Withdrawn, 10/30: Heterotopic Practices in Japanese Street Altars and Shrines by incoronata nadia inserra (University of Tokyo).
Friday, November 03, 2:30 pm–4:30 pm
Broadway I/II
This live event will not be recorded.
Sponsored by the Mediterranean Studies Section
Chair: Sabina Magliocco (University of British Columbia)
2:30 pm
Folk Heterotopias in the Anthropocene: Fairy Gardens in North America
Sabina Magliocco (University of British Columbia)
3:00 pm
The Waldensian Trail of Faith as a Folk Heterotopia
SARA J. BELL (Vance-Granville Community College)
3:30 pm
Heterotopic Practices in Japanese Street Altars and Shrines
incoronata nadia inserra (University of Tokyo)
4:00 pm
optional discussion time
The papers in this session deal with a variety of folk assemblages constructed in public-facing outdoor areas that communicate key spiritual or religious values and invite community participation.

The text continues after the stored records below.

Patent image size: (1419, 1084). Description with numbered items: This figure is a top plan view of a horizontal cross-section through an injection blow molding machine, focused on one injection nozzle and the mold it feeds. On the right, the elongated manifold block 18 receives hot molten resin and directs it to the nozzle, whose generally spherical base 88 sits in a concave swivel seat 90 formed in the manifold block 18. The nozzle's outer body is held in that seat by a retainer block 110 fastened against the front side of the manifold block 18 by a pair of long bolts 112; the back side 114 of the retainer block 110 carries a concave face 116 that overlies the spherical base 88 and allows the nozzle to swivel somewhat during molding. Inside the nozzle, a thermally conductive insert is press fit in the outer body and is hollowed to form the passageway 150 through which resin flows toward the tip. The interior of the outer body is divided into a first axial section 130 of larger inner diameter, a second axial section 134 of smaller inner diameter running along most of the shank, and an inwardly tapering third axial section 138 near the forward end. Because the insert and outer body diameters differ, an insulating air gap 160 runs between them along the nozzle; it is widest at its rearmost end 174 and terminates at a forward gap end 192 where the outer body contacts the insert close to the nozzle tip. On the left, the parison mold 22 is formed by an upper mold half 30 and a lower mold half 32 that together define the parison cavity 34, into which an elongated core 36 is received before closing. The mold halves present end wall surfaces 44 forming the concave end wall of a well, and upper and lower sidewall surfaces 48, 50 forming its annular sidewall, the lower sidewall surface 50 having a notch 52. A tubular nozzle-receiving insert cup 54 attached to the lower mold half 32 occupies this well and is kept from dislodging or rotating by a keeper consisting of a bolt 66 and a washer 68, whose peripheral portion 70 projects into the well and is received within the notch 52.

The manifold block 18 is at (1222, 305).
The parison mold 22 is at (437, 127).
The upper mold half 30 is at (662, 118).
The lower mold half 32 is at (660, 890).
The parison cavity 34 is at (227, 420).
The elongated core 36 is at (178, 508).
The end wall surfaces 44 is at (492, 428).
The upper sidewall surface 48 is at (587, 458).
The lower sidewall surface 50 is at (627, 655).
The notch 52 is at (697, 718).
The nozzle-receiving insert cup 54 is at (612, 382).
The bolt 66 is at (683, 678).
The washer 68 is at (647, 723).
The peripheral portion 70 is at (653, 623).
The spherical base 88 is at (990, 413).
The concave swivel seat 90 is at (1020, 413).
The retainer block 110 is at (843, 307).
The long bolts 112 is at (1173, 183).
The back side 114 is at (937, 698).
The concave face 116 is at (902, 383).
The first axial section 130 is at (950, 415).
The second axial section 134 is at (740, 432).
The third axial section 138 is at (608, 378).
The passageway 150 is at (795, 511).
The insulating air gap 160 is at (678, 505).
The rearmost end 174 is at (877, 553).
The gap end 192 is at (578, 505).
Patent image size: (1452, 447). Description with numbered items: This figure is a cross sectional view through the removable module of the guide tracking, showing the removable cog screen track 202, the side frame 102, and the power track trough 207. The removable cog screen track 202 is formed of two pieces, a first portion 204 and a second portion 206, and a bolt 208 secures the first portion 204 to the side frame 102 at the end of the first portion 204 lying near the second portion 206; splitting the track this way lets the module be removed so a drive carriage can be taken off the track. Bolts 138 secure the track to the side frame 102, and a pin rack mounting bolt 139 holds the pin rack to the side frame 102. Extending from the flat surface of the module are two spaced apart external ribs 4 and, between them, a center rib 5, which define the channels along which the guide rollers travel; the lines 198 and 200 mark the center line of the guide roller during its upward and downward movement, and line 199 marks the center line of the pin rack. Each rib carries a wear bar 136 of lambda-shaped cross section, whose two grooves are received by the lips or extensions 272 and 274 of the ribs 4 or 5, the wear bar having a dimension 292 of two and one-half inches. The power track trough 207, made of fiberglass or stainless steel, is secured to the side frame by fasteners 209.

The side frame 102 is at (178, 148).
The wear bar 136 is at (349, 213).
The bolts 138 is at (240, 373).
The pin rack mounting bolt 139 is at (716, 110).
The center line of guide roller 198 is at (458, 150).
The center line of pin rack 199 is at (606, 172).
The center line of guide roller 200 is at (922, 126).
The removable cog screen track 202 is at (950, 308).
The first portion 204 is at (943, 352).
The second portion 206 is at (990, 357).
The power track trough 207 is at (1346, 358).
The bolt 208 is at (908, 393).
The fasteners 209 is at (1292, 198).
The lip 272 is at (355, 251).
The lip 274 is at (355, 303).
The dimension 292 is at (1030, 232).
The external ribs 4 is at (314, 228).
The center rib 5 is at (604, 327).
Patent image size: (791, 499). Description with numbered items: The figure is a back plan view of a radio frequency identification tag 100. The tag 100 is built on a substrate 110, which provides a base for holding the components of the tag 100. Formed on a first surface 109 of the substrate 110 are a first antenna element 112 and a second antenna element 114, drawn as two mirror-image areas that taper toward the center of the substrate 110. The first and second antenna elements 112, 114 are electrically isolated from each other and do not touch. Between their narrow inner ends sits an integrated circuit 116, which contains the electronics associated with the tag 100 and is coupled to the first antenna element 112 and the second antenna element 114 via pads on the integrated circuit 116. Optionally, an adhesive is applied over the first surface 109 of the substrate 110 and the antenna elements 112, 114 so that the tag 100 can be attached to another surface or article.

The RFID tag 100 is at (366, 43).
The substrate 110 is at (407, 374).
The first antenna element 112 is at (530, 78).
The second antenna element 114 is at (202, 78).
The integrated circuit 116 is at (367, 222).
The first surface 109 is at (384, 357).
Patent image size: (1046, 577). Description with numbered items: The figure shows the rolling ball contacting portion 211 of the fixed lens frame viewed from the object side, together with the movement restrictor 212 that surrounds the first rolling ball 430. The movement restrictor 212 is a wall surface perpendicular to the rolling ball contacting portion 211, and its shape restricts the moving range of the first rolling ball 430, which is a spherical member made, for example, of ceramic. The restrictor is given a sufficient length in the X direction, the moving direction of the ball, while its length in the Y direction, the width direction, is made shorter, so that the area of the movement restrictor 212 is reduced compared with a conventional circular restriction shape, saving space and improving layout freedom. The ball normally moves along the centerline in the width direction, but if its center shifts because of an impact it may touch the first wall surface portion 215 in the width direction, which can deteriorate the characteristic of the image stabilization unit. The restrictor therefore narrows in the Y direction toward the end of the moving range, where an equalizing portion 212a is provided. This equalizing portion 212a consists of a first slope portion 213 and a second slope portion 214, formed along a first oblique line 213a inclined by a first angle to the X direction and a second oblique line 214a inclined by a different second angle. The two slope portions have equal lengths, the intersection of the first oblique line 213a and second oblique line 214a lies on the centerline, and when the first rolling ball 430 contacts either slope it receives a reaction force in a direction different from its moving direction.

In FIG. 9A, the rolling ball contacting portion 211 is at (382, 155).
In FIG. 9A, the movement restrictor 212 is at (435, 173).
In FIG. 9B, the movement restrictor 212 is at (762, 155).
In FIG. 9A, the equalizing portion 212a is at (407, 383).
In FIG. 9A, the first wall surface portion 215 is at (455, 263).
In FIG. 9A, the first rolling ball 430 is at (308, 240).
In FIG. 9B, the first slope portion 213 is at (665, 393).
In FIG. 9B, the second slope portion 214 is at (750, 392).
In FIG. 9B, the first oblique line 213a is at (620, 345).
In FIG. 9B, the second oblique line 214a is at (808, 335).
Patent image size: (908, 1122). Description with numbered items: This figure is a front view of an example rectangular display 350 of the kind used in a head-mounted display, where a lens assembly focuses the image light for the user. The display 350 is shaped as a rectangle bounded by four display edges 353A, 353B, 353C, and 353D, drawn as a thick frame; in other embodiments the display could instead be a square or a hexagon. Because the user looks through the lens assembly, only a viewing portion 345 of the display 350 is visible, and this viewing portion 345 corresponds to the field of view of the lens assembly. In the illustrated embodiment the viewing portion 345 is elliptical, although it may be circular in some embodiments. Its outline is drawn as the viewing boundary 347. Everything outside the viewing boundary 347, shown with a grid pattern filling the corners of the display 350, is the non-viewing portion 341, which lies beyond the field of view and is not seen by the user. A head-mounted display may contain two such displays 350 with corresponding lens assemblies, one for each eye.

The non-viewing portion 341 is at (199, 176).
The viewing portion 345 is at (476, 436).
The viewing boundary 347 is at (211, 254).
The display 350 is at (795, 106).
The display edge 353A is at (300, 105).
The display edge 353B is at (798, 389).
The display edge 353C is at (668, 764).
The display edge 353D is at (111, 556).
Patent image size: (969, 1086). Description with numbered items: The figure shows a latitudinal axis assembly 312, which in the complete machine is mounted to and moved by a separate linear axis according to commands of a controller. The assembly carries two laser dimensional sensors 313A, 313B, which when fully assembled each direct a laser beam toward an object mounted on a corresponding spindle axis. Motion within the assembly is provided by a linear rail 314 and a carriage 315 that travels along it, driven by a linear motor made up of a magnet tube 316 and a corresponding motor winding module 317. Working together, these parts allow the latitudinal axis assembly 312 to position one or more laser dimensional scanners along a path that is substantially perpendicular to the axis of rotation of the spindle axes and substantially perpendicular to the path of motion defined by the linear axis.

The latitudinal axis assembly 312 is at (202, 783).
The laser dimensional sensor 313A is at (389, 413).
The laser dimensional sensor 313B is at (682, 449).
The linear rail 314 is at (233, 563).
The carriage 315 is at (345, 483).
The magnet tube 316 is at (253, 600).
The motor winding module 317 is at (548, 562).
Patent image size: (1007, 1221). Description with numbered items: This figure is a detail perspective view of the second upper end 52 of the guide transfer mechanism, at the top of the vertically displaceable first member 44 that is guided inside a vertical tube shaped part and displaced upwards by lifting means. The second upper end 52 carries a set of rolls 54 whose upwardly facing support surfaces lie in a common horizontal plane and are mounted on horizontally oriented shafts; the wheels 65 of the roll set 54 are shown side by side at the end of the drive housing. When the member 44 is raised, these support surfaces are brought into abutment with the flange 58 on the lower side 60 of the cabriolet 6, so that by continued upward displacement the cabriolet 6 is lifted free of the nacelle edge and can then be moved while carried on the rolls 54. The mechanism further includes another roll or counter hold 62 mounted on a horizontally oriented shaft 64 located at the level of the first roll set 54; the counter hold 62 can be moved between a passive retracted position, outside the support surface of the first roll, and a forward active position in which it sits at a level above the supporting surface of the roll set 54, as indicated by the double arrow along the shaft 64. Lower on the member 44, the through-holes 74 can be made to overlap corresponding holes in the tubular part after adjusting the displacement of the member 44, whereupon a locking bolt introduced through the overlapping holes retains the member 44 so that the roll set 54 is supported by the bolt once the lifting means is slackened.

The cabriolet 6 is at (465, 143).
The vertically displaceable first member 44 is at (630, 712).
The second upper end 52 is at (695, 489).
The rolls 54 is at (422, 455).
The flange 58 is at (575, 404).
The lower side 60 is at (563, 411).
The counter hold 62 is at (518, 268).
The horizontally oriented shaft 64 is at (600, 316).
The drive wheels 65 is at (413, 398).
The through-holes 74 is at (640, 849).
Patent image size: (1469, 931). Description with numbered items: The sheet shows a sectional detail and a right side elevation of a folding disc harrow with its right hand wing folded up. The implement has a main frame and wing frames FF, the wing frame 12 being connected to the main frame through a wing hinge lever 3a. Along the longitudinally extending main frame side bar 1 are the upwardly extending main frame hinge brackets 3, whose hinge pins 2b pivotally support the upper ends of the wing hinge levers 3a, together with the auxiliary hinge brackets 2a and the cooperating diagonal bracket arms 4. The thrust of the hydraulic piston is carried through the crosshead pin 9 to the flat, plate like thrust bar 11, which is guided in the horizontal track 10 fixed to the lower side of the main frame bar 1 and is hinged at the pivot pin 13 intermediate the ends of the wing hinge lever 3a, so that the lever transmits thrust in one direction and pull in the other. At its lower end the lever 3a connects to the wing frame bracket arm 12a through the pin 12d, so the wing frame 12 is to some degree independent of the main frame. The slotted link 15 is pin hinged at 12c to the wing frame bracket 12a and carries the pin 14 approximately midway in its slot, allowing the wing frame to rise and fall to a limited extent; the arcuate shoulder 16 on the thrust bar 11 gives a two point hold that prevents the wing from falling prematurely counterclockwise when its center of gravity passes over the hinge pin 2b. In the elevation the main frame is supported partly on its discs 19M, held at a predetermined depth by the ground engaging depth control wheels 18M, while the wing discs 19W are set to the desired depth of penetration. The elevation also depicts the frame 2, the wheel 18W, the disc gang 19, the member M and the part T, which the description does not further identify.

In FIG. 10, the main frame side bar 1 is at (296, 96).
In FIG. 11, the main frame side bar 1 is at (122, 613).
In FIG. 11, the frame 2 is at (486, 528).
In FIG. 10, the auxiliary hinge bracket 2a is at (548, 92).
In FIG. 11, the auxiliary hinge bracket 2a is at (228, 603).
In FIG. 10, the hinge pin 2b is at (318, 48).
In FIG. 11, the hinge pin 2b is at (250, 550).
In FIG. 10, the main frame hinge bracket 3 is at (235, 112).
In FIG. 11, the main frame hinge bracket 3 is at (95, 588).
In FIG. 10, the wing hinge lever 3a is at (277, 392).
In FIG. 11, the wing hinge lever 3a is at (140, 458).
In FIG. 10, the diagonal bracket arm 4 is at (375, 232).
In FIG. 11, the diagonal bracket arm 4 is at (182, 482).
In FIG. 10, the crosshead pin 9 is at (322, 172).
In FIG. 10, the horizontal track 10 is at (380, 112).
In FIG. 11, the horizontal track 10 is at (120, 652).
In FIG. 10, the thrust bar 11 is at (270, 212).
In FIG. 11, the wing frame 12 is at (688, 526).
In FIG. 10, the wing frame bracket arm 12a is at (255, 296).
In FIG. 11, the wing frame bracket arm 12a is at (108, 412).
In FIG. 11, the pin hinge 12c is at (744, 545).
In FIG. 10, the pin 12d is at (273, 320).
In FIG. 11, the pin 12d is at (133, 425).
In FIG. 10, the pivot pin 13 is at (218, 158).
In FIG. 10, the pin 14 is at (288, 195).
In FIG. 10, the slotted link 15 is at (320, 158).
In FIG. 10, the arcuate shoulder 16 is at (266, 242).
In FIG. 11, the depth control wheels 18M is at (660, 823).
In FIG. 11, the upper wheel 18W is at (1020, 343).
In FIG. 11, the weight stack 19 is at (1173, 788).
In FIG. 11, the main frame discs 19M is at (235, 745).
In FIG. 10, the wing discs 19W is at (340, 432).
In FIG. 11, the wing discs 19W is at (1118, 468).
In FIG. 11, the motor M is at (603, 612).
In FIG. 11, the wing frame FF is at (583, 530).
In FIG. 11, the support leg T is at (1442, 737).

They examine religious materiality in the context of vernacular practice. Spanning North America, Italy, and Japan, they illustrate how community assemblages can constitute heterotopic space which disrupts cultural binaries by bringing together materials from widely divergent categories, spaces, and times. This juxtaposition draws disparate items into a landscape of meaning, both reproducing culture, and simultaneously contesting and inverting it.